The Election and Immigration

This November farmers and ranchers will have the opportunity to vote for the next President of the United States. Donald Trump has vowed to build a “big beautiful wall” at the border and to deport millions of illegal immigrants. Hillary Clinton has promised to introduce comprehensive immigration reform with a pathway to citizenship for illegal immigrants.

Many farmers and ranchers argue that Trump’s plan to deport millions of illegal immigrants jeopardizes their livelihood. According to the National Council of Farmer Cooperatives agriculture in the United States faces a “critical shortage” of workers every year. U.S. citizens are largely unwilling to accept rigorous and phyically demanding jobs on the farm. In addition, H-2A guestworker programs are cumbersome and slow. The NCFC supports legislative reform that “includes both a program to provide access to legal workforce into the future and an adjustment for current experienced, unauthorized agricultural workers.”

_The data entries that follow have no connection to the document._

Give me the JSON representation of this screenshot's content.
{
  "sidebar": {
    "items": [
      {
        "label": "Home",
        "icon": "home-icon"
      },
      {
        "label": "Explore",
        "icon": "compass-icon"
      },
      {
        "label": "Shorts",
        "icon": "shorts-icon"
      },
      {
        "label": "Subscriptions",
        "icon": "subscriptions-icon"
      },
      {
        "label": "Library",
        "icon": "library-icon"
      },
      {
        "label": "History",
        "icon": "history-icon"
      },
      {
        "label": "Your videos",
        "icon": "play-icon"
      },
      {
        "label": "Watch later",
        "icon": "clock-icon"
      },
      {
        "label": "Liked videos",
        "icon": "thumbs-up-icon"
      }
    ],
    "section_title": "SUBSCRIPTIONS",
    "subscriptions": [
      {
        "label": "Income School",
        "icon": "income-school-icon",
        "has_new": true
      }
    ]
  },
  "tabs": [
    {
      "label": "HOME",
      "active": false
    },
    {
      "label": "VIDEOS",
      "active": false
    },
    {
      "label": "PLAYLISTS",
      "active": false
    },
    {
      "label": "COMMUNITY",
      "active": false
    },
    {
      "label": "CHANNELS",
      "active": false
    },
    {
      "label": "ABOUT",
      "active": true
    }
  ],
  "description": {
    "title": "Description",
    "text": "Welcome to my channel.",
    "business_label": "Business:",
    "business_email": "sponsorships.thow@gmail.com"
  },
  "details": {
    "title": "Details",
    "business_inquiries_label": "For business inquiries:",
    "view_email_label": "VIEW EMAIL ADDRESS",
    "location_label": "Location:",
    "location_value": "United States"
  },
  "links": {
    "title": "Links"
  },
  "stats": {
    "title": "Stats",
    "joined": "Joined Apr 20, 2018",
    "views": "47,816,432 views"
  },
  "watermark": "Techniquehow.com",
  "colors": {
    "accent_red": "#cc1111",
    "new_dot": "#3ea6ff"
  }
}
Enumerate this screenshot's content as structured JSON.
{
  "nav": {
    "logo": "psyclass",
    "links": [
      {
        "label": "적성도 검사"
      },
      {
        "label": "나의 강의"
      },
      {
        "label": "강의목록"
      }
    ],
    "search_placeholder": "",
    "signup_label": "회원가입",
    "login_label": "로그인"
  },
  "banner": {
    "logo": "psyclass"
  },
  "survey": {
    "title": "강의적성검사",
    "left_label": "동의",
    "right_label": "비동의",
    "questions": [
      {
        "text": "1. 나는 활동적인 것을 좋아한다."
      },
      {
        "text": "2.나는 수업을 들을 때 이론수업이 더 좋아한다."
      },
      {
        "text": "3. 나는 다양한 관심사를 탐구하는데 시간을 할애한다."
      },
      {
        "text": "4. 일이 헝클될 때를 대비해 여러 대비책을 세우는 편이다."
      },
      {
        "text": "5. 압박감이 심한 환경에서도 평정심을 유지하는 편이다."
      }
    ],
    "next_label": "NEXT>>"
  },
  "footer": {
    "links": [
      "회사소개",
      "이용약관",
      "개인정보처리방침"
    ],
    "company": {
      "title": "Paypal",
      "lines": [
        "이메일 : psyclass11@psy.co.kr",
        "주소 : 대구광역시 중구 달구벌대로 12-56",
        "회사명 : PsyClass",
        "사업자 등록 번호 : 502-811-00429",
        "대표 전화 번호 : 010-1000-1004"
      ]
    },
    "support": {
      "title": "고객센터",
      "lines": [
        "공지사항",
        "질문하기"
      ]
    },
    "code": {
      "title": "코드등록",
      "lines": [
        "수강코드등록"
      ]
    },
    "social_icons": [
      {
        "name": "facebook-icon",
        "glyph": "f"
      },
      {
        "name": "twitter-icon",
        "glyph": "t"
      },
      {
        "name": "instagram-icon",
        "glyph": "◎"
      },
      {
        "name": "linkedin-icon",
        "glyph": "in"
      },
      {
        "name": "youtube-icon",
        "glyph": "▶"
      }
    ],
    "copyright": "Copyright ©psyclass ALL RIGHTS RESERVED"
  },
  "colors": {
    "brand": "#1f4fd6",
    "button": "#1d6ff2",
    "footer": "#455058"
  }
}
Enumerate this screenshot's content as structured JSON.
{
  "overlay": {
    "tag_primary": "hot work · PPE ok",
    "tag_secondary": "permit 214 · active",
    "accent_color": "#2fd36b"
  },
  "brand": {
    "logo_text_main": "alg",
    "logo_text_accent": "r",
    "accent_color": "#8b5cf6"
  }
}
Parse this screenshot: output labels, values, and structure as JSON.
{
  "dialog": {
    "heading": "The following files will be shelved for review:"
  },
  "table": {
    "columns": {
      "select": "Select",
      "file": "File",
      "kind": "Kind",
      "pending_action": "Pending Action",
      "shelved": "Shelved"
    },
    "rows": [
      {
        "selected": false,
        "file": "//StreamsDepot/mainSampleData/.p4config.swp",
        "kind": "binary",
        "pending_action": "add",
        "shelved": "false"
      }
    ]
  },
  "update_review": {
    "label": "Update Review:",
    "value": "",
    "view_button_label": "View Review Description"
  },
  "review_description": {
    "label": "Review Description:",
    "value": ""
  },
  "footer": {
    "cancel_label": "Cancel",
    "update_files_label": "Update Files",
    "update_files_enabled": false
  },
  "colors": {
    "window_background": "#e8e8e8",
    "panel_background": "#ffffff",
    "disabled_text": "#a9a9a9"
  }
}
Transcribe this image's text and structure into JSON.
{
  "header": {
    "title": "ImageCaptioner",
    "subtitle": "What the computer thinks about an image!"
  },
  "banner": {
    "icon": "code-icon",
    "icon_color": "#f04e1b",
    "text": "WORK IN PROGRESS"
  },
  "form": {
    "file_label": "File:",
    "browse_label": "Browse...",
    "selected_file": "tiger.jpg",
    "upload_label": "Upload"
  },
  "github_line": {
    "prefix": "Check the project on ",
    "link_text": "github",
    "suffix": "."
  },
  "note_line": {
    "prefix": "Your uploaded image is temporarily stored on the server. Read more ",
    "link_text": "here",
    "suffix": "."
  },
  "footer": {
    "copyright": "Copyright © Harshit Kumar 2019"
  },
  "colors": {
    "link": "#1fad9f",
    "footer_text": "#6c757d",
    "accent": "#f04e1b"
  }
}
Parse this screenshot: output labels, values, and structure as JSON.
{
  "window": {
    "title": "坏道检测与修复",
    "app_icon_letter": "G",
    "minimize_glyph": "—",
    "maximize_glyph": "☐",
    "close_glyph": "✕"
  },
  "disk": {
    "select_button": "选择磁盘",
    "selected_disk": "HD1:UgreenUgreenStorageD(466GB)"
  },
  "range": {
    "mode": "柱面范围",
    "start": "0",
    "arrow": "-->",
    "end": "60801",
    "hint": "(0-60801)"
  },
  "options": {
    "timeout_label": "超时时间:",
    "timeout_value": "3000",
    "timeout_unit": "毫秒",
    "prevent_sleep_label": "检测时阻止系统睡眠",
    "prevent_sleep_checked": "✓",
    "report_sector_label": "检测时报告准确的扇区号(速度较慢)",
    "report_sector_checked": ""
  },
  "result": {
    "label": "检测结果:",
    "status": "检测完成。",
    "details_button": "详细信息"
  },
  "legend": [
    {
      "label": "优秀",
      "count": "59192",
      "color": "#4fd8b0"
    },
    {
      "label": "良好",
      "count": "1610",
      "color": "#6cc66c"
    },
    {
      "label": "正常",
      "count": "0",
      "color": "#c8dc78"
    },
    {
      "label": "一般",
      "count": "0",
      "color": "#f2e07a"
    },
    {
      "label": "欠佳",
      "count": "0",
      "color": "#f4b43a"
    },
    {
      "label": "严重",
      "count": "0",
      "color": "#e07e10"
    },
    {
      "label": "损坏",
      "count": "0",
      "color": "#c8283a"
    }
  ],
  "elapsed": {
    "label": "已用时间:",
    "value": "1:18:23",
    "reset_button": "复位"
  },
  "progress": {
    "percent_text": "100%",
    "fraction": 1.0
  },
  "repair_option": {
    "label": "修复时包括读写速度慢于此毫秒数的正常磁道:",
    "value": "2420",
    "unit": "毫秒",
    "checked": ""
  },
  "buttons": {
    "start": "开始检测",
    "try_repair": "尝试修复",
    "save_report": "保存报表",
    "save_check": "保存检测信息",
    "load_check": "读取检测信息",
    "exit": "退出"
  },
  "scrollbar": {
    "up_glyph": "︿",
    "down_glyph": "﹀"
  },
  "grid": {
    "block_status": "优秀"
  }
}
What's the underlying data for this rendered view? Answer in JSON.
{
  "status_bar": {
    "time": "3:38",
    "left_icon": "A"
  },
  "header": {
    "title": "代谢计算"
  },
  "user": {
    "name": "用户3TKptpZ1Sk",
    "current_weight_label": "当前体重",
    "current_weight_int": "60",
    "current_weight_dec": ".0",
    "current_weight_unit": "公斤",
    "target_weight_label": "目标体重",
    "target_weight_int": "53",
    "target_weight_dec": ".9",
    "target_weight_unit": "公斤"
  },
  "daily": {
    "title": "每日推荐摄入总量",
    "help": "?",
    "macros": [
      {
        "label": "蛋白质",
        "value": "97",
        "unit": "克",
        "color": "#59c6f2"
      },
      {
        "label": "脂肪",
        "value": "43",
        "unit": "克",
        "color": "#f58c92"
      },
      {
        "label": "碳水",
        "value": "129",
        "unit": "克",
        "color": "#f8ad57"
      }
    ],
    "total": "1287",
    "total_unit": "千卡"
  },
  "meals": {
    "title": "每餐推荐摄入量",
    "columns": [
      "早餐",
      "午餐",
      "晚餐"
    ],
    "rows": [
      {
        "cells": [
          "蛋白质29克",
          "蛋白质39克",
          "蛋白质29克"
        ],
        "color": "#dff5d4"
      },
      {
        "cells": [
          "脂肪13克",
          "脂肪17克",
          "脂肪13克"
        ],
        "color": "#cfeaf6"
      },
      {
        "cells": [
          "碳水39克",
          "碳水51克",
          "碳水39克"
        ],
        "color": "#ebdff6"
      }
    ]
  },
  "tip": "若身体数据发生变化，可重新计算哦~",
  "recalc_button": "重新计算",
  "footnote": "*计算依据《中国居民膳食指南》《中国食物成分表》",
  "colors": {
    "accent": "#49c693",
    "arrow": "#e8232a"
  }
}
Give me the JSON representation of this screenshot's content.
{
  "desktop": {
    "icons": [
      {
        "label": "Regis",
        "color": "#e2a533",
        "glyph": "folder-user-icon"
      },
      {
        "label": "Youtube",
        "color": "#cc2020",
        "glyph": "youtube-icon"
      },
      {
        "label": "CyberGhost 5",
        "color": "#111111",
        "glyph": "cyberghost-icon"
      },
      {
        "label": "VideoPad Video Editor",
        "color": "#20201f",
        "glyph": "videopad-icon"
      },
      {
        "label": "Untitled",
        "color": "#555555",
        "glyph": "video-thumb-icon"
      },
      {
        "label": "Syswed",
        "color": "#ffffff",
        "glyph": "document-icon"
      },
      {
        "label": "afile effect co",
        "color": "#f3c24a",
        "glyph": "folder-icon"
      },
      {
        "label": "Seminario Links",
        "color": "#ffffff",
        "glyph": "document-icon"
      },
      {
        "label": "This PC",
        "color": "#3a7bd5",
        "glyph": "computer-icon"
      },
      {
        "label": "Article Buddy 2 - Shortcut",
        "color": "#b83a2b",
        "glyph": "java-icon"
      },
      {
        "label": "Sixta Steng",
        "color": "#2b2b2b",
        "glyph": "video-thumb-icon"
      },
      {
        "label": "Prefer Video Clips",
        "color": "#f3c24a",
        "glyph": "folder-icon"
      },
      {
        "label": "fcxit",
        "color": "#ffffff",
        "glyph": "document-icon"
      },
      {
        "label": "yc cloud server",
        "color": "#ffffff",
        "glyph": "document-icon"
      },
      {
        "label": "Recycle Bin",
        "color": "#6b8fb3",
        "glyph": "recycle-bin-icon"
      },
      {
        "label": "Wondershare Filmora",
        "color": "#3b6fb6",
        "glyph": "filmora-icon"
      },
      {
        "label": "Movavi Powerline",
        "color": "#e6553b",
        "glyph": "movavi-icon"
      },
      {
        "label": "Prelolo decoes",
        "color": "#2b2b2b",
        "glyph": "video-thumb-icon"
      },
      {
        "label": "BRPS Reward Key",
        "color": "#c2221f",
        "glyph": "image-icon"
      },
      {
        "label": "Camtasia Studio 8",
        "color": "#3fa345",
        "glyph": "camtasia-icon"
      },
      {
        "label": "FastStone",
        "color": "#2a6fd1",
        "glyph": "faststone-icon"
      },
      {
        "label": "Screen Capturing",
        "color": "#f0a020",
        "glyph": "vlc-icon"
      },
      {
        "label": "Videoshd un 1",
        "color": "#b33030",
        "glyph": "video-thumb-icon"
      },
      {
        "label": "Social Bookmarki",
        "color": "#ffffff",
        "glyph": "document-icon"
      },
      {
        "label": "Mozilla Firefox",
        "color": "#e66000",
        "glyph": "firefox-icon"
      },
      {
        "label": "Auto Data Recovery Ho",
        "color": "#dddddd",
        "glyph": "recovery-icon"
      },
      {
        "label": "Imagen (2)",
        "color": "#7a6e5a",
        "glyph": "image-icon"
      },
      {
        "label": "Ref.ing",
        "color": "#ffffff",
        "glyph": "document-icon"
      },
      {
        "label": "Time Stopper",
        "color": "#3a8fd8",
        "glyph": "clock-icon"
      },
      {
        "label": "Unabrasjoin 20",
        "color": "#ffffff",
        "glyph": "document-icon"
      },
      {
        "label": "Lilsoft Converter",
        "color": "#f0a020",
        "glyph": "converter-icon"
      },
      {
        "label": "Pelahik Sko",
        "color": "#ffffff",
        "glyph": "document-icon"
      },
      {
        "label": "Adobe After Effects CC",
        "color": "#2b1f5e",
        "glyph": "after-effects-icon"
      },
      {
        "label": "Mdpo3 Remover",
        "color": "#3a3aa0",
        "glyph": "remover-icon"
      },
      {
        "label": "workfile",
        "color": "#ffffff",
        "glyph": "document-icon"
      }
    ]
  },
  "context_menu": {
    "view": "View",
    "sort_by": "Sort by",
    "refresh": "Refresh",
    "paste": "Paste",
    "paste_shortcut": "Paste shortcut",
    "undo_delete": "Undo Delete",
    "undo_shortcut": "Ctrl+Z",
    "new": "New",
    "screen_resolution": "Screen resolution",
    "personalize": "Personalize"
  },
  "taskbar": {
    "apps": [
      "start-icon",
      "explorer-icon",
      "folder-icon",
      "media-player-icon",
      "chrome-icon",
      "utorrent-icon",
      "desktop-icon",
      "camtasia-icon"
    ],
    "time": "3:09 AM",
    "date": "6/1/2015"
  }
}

The American Farm Bureau Federation also recognizes the farm labor shortage and advocates for the new work visa program and allowing current illegal agricultural workers “the ability to stay in the U.S. and continue to work in the agricultural sector.”

In November, 2014 President Obama attempted to address the immigration problems with a series of executive actions. Lawsuits were filed by a number of states challenging implementation of the executive actions. A U.S. District Judge blocked implementation of the executive actions on procedural grounds. The Fifth Circuit Court of Appeals upheld the injunction. On June 23, 2016, the U.S. Supreme Court issued a 4-4 decision which left in place the injunction and denied implementation of the President’s executive actions.

The issues of immigration will be largely decided in our next election with the selection of our next President of the United States and Congress. Your vote counts, and will help determine the future of agriculture.